The training stage of a model requires a large amount of compute, but once a model is developed either inside or outside of a compute governance framework, it can be distributed easily. If a model is released as open source, it may be possible to remove or reduce safety training with much smaller levels of compute (Lermen et al., 2023). Any compute governance regime will be difficult to enforce retroactively, particularly if it requires hardware modifications. Any existing deployed chips will not be covered automatically; however, this will become less important over time as chips degrade and become superseded. There will be incentives for evasion and circumvention of governance regulations. If a regime is designed and implanted correctly it can be made difficult to circumvent, particularly if combined with other approaches (Department for Science, Innovation & Technology, 2023). Chip smuggling is already happening in light of the US export ban to China (Ye et al., 2023), seemingly only in single figures however, making it largely irrelevant compared to the numbers needed to train a frontier model.

Risks

In addition to the known limitations of governing compute, there are also risks which may materialise. If a regime is implemented without proper planning, well intentioned safety measures could end up being counterproductive (Sastry et al., 2024). To mitigate against this, lessons can be learned from successful regimes such as the control of nuclear materials (Baker, 2023).

Depending on the level of transparency required, reporting regulations may introduce race dynamics as competitors try to keep up with one another, with the result of accelerating the development of riskier AI models. With any regime, there is the risk of regulatory capture, where regulations end up acting in the interest of some of the firms that are being regulated. This may also act to restrict competition and keep new entrants out of the market due to regulatory burdens. An example of this in the AI industry is that a French AI company Mistral lobbied for changes to the EU AI Act to help them compete with larger US-based companies (Lomas, 2023) and then announced a €2bn deal with Microsoft (Warren, 2024), giving rise to competition concerns (Hartmann, 2024).

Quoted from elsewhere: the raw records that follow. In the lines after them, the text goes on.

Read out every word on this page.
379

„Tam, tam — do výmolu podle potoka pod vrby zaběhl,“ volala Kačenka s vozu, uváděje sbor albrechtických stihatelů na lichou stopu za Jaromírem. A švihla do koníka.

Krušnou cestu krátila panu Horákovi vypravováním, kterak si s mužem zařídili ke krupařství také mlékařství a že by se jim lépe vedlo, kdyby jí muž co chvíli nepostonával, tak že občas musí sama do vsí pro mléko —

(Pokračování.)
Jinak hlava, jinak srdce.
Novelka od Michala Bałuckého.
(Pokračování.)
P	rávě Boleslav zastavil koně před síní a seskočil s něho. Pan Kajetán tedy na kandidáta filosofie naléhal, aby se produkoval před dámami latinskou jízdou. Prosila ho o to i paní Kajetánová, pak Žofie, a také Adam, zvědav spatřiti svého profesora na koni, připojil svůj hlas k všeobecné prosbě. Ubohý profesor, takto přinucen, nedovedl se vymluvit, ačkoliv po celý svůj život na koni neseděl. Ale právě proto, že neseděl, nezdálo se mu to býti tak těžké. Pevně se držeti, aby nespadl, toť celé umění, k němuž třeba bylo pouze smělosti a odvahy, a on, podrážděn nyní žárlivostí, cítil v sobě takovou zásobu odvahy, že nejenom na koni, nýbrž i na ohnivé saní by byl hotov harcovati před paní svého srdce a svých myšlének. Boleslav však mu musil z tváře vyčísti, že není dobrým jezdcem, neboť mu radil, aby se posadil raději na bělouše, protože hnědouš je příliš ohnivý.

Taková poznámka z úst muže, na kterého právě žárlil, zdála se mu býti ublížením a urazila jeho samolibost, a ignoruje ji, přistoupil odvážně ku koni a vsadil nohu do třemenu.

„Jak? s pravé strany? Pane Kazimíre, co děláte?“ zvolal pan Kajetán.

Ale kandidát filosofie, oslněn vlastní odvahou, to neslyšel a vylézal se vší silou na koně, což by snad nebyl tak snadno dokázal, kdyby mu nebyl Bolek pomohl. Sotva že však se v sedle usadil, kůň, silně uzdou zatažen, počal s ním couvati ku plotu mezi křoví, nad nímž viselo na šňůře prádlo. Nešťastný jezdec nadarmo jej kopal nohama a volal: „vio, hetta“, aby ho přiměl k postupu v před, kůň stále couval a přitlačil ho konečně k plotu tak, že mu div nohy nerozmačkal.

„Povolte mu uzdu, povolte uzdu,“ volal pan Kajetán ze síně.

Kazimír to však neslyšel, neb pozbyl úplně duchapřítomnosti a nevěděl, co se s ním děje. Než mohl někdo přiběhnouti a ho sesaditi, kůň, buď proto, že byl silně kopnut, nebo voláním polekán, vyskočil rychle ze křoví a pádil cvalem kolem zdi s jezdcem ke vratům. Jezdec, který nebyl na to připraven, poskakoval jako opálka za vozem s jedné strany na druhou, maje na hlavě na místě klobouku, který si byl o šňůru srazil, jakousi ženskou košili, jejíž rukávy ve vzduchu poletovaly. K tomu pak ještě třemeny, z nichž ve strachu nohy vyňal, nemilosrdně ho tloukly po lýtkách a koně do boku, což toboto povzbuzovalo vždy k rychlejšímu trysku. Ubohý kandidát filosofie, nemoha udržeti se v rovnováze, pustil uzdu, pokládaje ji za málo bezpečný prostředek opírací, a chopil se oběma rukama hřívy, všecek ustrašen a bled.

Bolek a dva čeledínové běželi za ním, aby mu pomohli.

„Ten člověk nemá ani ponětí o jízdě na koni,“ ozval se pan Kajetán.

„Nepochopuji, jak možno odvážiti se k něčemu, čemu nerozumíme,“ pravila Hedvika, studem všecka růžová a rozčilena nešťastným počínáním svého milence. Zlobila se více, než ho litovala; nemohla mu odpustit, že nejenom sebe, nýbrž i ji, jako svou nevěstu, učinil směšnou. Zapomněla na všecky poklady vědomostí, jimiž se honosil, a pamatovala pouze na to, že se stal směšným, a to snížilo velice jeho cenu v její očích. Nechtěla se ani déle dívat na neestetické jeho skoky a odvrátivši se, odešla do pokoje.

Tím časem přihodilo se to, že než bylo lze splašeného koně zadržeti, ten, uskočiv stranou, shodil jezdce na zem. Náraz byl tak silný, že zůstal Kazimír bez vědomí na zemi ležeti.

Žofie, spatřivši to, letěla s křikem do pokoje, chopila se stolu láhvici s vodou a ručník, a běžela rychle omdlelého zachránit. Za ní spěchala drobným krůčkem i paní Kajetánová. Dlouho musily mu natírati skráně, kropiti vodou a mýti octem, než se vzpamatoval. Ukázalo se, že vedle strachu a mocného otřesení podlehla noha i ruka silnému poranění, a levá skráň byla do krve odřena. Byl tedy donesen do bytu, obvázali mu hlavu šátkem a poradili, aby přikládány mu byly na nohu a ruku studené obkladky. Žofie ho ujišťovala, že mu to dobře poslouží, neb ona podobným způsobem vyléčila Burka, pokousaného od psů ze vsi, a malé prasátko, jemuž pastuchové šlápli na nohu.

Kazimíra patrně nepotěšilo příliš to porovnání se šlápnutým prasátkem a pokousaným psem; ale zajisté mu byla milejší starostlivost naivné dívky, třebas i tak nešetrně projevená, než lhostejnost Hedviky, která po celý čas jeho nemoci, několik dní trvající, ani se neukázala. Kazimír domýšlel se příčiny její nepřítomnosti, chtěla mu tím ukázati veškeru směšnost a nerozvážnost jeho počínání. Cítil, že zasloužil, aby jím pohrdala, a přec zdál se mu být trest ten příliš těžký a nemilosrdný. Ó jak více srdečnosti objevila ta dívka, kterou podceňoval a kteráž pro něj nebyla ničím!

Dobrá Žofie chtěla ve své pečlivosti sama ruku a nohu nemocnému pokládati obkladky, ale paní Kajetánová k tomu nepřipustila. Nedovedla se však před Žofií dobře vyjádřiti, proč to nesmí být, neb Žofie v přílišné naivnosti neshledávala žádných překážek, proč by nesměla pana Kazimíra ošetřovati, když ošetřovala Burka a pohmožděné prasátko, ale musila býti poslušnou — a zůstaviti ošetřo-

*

There is the risk of abuse of power by leading regimes, in particular it may spur greater concerns about US governmental overreach (Cheng, 2024). It may also give rise to legal challenges as using the law to verify how private entities are using chips raises a multitude of significant privacy and security concerns (Bernabei et al., 2024). In addition, the verification process may mean that commercial or personal information is leaked accidentally. Procedural safeguards and strong cyber security approaches are needed to protect relevant data.

Even with current basic export restrictions, retaliatory restrictions have been seen with China completely stopping the export of certain elements required for semiconductor production in August 2023 (He, 2023). A more nebulous perceived risk is that of slowing growth in a highly promising economic sector which has had previous low barriers to entry. In practice the regulations being discussed are already designed to exclude all but the largest scale development in frontier labs. They also incorporate regularly revisiting rules and thresholds to ensure this remains the case.

Conclusion

Compute governance is understood to be a possible and effective way of managing some of the potential risks from advanced AI systems. Basic steps to enable this have been taken in the US and EU. The majority of the challenges to a successful regime are political rather than technical (Bernabei et al., 2024). Even in the absence of governmental support, immediate steps like voluntary chip registration can pave the way for robust legal frameworks, ensuring AI development remains safe and beneficial. As participation of responsible manufacturers and developers increases, it would become easier to convert to a legal requirement. Compute governance is not a single solution to all of the possible risks posed by AI but can be used as part of a Swiss cheese model (Reason et al., 1997) and combined with other governance approaches to reduce risk and allow time for other approaches to be developed.